If you were craving guacamole and mentally preparing for the price on your text trip to the grocery store or visit to your favorite resturant, you can rest easy. Avocado fans rejoice: the U.S. recently announced that the temporary Mexican avocado ban has been lifted after just one week.

According to The Washington Post, Mexican avocados are a more recent addition to imported fruits in the U.S., as they were previously banned over concerns that the produce could harbor pests. The decades-long ban was lifted with the North American Free Trade Agreement (NAFTA) in 1994, which in part stipulated that U.S. inspectors be allowed to check produce before it is exported from Mexico. Demand for avocados started booming in the decades following NAFTA, and the industry became an essential part of Mexico's economy, to the tune of $2.8 billion in avocado exports just last year. Cartels in Mexico seized the opportunity to extort "green gold" farmers, and when a U.S. inspections official was threatened in early February, the States enacted an avocado ban until Mexico's government could ensure the safety of inspectors.
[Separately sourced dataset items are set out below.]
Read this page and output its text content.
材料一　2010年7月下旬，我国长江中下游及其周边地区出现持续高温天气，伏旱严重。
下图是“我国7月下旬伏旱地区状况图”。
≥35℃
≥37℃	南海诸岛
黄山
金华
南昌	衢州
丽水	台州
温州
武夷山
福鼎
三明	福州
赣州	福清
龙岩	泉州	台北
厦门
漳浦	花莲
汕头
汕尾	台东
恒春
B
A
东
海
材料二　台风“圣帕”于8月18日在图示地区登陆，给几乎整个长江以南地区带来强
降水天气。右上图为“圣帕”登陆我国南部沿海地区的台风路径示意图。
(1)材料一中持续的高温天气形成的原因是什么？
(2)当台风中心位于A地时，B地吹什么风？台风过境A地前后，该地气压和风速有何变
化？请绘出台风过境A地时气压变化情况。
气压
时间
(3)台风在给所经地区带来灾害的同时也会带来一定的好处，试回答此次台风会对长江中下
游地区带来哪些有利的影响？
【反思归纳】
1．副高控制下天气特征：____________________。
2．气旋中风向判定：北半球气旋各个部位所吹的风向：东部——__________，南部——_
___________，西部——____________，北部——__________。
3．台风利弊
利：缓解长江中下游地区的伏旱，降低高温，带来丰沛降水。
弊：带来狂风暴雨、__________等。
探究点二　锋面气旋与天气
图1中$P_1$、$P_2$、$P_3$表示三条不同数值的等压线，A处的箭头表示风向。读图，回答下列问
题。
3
All parties recognized the potential negative impact that an avocado ban could cause — for Mexico's economy, the trade relationship, and for stateside guac fans already struggling with the high price of the popular fruit. These converging issues from both sides of the border is likely what led to such prompt response.
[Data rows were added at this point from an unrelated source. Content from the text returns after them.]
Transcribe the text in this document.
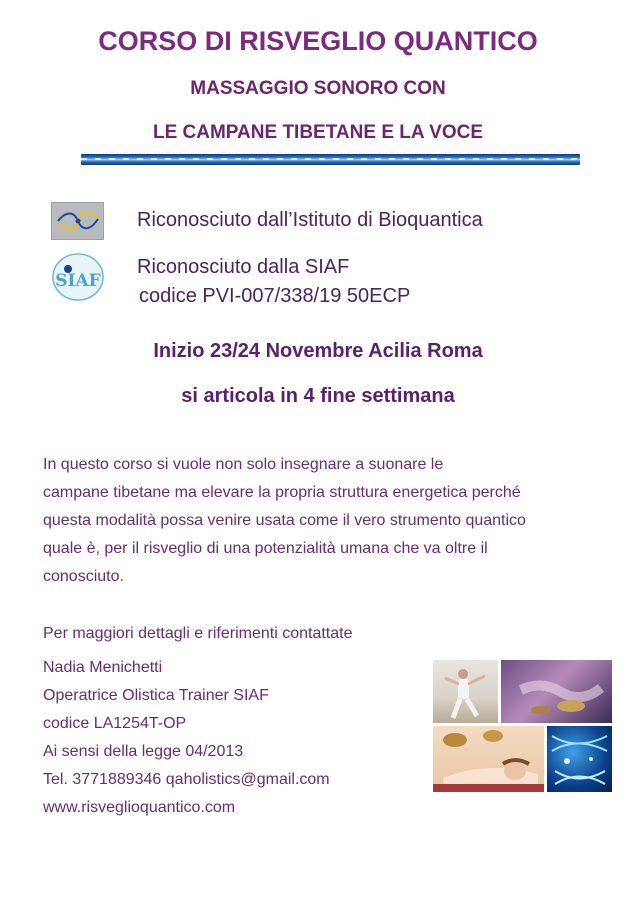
CORSO DI RISVEGLIO QUANTICO
MASSAGGIO SONORO CON
LE CAMPANE TIBETANE E LA VOCE
SIAF
Riconosciuto dall’Istituto di Bioquantica
Riconosciuto dalla SIAF
codice PVI-007/338/19 50ECP
Inizio 23/24 Novembre Acilia Roma
si articola in 4 fine settimana
In questo corso si vuole non solo insegnare a suonare le
campane tibetane ma elevare la propria struttura energetica perché
questa modalità possa venire usata come il vero strumento quantico
quale è, per il risveglio di una potenzialità umana che va oltre il
conosciuto.
Per maggiori dettagli e riferimenti contattate
Nadia Menichetti
Operatrice Olistica Trainer SIAF
codice LA1254T-OP
Ai sensi della legge 04/2013
Tel. 3771889346 qaholistics@gmail.com
www.risveglioquantico.com
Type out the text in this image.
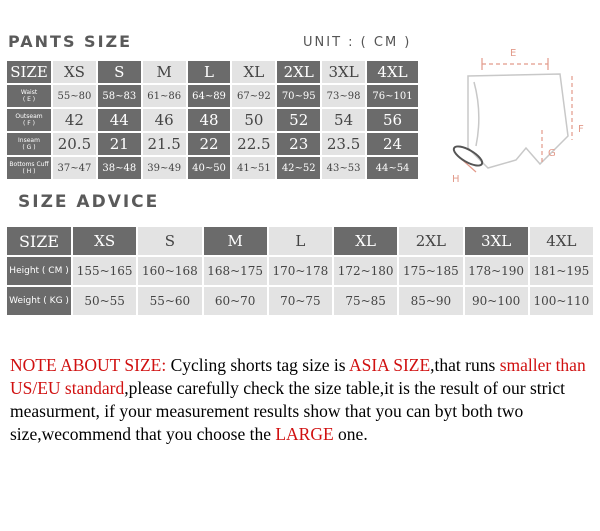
PANTS SIZE	UNIT : ( CM )
SIZE	XS	S	M	L	XL	2XL	3XL	4XL
Waist
( E )	55~80	58~83	61~86	64~89	67~92	70~95	73~98	76~101
Outseam
( F )	42	44	46	48	50	52	54	56
Inseam
( G )	20.5	21	21.5	22	22.5	23	23.5	24
Bottoms Cuff
( H )	37~47	38~48	39~49	40~50	41~51	42~52	43~53	44~54
E
F
G
H
SIZE ADVICE
SIZE	XS	S	M	L	XL	2XL	3XL	4XL
Height ( CM )	155~165	160~168	168~175	170~178	172~180	175~185	178~190	181~195
Weight ( KG )	50~55	55~60	60~70	70~75	75~85	85~90	90~100	100~110
NOTE ABOUT SIZE: Cycling shorts tag size is ASIA SIZE,that runs smaller than US/EU standard,please carefully check the size table,it is the result of our strict measurment, if your measurement results show that you can byt both two size,wecommend that you choose the LARGE one.
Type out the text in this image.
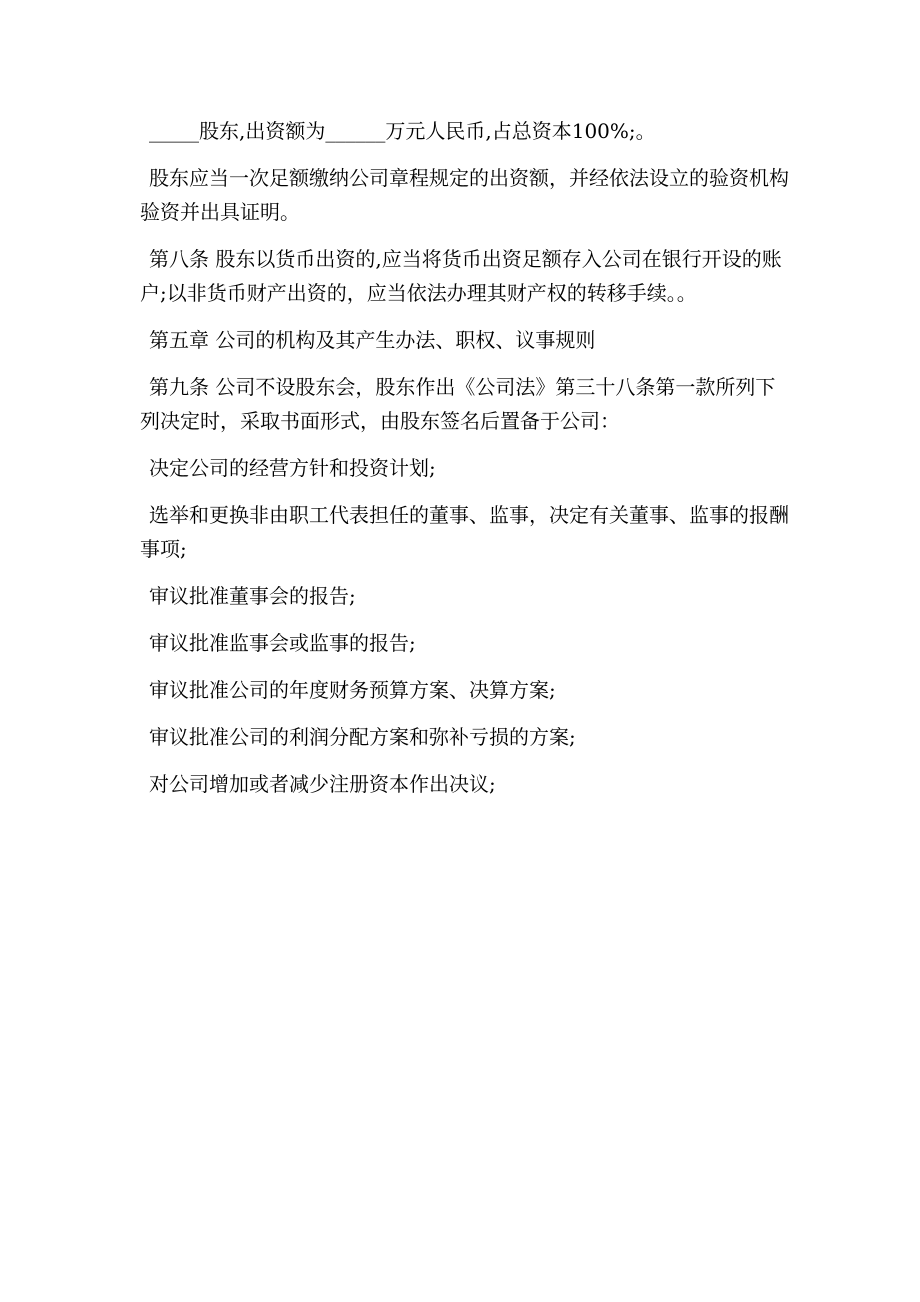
_____股东,出资额为______万元人民币,占总资本100%;。

股东应当一次足额缴纳公司章程规定的出资额，并经依法设立的验资机构验资并出具证明。

第八条 股东以货币出资的,应当将货币出资足额存入公司在银行开设的账户;以非货币财产出资的，应当依法办理其财产权的转移手续。。

第五章 公司的机构及其产生办法、职权、议事规则

第九条 公司不设股东会，股东作出《公司法》第三十八条第一款所列下列决定时，采取书面形式，由股东签名后置备于公司：

决定公司的经营方针和投资计划;

选举和更换非由职工代表担任的董事、监事，决定有关董事、监事的报酬事项;

审议批准董事会的报告;

审议批准监事会或监事的报告;

审议批准公司的年度财务预算方案、决算方案;

审议批准公司的利润分配方案和弥补亏损的方案;

对公司增加或者减少注册资本作出决议;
The avocado ban is lifted after one week

The U.S. Department of Agriculture is not messing around with its employees' safety when they're working abroad. When an American inspector working in Mexico received a threat after raising a red flag concerning a batch of avocados, the U.S. government hobbled the powerhouse import until safety measures were restored (per The New York Times).

The Times explains that Michoacán is the only region in Mexico permitted to export avocados to the United States, and its economy would've been significantly affected by the ban if it had continued for an extended period of time. Michoacán provides almost 80% of the avocados consumed in the U.S. and rakes in $3 billion in avocado exports. In an effort to find a solution to the pressing issue, The Association of Avocado Exporting Producers and Packers of Mexico said it would create an "intelligence and security unit" to safeguard the valuable trade relationship. Increased safety measures were coupled with a security plan officiated by the government of Michoacán, and both countries agreed to the proposed improvements.

Though some were raising alarm bells, the avocado ban was lifted on Monday, February 21 before any new supply issues could have a major impact on the price.